10th-century Norwegian skald

Guthormr sindri (or Gothormr sindri) is a 10th-century Norwegian skald. He was a court-poet of king Haraldr Fairhair (hárfagri) and his sons, Hálfdan the Black (svarti) and Hákon the Good (góði), for whom he composed the Hákonardrápa.

Snorri Sturluson relates how Guthormr intervened between Haraldr and Hálfdan and succeeded in putting an end to their conflict:
| When Halfdan the Black heard this he levied ships and men, so that he had a great force, and proceeded with it to Stad, within Thorsbjerg. King Harald lay with his men at Reinsletta. Now people went between them, and among others a clever man called Guthorm Sindre, who was then in Halfdan the Black's army, but had been formerly in the service of King Harald, and was a great friend of both.
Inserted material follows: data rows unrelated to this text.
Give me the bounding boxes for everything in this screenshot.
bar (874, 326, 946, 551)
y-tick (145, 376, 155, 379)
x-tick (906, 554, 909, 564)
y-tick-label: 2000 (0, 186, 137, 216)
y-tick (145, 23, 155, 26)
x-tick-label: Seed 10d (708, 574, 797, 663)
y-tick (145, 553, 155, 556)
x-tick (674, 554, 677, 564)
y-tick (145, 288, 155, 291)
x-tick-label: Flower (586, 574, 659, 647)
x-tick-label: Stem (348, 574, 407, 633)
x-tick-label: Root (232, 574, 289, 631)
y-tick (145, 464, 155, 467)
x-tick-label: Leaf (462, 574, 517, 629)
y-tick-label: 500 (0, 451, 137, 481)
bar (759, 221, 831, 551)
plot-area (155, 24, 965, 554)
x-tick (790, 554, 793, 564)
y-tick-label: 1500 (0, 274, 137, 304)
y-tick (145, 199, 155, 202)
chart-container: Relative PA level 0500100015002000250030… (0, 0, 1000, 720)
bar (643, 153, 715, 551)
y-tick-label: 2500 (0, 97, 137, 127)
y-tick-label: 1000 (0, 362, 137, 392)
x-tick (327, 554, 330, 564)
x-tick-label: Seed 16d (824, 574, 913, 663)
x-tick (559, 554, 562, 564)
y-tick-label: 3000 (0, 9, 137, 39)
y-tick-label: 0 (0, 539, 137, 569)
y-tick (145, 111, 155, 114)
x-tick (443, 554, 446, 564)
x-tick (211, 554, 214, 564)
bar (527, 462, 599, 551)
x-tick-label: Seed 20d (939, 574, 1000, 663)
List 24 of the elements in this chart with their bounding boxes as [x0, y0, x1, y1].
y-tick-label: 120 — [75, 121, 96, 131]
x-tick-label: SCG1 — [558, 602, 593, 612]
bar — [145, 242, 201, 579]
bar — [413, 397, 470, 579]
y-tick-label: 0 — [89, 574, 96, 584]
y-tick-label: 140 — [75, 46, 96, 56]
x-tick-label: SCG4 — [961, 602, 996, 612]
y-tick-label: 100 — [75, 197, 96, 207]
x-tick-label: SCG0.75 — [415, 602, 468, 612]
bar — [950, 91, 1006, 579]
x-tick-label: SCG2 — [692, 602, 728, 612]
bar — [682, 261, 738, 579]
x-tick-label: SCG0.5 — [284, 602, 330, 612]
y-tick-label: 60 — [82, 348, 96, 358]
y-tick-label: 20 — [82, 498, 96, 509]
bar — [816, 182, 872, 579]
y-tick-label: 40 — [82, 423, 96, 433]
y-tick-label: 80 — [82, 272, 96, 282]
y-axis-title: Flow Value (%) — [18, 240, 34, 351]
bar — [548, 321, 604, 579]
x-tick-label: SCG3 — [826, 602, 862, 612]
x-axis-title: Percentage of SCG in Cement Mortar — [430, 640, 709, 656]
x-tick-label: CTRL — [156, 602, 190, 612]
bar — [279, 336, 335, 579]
Guthorm was a great skald, and had once composed a song both about the father and the son, for which they had offered him a reward. But he would take nothing; but only asked that, some day or other, they should grant him any request he should make, which they promised to do. Now he presented himself to King Harald, brought words of peace between them, and made the request to them both that they should be reconciled. So highly did the king esteem him, that in consequence of his request they were reconciled. —Harald Harfager's Saga (39), Laing's translation |
The Hákonardrápa is Guthormr's only known work, since the poems about Haraldr Fairhair and Hálfdan the Black mentioned by Snorri were lost. Six stanzas and two half stanzas of the Hákonardrápa are preserved in Snorri's Hákonar saga góða and in Óláfs saga Tryggvasonar en mesta. The poem recounts the battles won by Hákon the Good against the Danes (1-2), his raids in Zealand, Scania and Götaland (3-4) and his victories over the sons of his brother Eric Bloodaxe (6-8).